RexWzh commented 2 years ago

matrix.jl -- line149

Here is my question:

# common part
using BenchmarkTools
using QRCoders: empytmatrix

_maskrules = Function[
    (x, y) -> (x ⊻ y) & 1,
    (x, _) -> x & 1,
    (_, y) -> y % 3,
    (x, y) -> (x + y) % 3,
    (x, y) -> (x >> 1 + y ÷ 3) & 1,
    (x, y) -> (x & y & 1) + (x * y % 3),
    (x, y) -> (x & y & 1 + x * y % 3) & 1,
    (x, y) -> ((x ⊻ y & 1) + (x * y % 3)) & 1
]
makemask(matrix::AbstractArray, k::Int)::BitArray{2} = makemask(matrix, _maskrules[k])
matrix = empytmatrix(20)
# original version
function makemask(matrix::AbstractArray, rule::Function)::BitArray{2}
    n = size(matrix, 1)
    mask = falses(size(matrix))
    @inbounds for row in 1:n, col in 1:n
        mask[row, col] = isnothing(matrix[row, col]) && iszero(rule(row - 1, col - 1))
    end
    return mask
end

@btime makemask.(Ref(matrix), 1:8); # 215.263 μs (20 allocations: 10.31 KiB)
# new version
function makemask(matrix::AbstractArray, rule::Function)::BitArray{2}
    n = size(matrix, 1)
    mask = falses(size(matrix))
    @inbounds for row in 1:n, col in 1:n
        if isnothing(matrix[row, col]) && iszero(rule(row - 1, col - 1))
            mask[row, col] = true
        end
    end
    return mask
end

@btime makemask.(Ref(matrix), 1:8); # 131.314 μs (20 allocations: 10.31 KiB)
RexWzh commented 2 years ago

table.jl -- line 11

I use the read function to initialize kanji.

"""
Shift-JIS characters download from: https://www.romhacking.net/documents/179/.
"""
_kanji = split.(split(strip(read("src/Kanji.tbl", String)), '\n'), '=')

"""
Allowed characters for `Kanji()` mode.
"""
const kanji = Dict{AbstractChar, Int}(
  first(j) => parse(Int, i; base=16) for (i, j) in _kanji)

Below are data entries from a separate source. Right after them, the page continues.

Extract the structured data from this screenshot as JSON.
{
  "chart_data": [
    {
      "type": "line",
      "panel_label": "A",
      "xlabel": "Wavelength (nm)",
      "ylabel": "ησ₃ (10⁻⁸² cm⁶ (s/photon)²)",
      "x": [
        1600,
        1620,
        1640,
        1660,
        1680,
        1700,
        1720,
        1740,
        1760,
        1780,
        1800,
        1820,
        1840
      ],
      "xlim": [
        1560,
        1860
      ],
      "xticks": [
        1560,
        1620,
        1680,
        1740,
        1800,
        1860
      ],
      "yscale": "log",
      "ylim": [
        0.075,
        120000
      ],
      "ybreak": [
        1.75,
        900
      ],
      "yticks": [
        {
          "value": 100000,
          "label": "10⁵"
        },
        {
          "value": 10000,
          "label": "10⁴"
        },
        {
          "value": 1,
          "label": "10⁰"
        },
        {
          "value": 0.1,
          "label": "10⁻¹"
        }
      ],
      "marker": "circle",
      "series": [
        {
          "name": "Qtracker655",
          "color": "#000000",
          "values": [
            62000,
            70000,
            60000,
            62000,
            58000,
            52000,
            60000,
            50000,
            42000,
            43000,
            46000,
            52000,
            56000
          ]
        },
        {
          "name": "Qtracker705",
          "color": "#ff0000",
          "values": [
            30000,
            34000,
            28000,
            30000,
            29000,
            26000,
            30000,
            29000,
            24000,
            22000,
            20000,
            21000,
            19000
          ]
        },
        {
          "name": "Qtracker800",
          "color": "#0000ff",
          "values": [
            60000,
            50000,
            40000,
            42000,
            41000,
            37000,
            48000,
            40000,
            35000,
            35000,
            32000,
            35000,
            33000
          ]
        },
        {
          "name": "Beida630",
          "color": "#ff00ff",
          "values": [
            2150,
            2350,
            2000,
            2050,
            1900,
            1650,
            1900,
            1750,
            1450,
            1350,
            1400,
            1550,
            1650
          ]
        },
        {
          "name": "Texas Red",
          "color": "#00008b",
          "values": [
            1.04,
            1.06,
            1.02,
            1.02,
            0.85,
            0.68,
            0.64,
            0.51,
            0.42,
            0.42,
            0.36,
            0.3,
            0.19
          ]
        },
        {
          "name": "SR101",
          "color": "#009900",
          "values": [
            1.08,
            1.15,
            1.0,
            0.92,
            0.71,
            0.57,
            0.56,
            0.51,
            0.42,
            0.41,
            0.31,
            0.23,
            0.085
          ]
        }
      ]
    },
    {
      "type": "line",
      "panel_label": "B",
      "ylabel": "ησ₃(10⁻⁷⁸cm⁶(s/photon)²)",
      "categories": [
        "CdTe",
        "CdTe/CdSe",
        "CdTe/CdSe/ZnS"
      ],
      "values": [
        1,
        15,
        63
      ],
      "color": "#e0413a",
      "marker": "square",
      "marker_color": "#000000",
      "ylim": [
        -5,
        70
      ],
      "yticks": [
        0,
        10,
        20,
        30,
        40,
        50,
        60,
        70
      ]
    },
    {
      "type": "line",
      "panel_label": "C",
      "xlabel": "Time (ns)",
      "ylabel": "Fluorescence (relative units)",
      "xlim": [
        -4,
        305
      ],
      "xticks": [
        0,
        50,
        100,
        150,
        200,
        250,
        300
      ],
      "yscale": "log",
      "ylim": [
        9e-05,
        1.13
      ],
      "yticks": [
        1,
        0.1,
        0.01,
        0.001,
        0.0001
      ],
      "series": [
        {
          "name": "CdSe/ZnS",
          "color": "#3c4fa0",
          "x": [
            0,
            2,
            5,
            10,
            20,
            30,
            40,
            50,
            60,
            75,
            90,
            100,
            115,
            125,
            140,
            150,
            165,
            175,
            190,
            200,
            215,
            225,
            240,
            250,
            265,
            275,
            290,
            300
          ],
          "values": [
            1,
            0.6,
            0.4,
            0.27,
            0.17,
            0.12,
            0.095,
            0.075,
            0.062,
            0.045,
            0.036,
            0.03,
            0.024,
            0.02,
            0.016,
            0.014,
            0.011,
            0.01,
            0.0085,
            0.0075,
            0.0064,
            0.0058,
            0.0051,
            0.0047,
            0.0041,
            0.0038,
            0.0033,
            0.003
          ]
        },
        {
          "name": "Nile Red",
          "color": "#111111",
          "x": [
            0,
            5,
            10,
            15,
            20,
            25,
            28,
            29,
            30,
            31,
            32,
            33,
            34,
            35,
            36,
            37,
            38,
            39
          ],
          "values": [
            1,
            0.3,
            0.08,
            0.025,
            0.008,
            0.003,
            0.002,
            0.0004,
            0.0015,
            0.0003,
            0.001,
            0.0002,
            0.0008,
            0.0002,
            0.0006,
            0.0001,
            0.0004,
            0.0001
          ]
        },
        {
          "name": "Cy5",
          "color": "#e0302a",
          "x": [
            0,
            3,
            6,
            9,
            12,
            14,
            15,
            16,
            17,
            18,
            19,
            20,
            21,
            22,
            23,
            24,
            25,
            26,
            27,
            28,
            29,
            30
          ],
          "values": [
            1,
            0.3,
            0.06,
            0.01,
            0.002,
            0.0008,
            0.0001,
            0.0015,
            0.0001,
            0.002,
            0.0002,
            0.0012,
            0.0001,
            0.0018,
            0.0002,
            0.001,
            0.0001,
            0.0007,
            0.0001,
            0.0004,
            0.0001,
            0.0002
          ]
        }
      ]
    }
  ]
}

This only works in QRCoders.jl. When I try using QRCoders in QRDecoders.jl, it would throw file path error. So I use include method instead.

My questions are, is it reasonable to initialize variables with text file especially when the file is large, and how to avoid path error when dealing with files.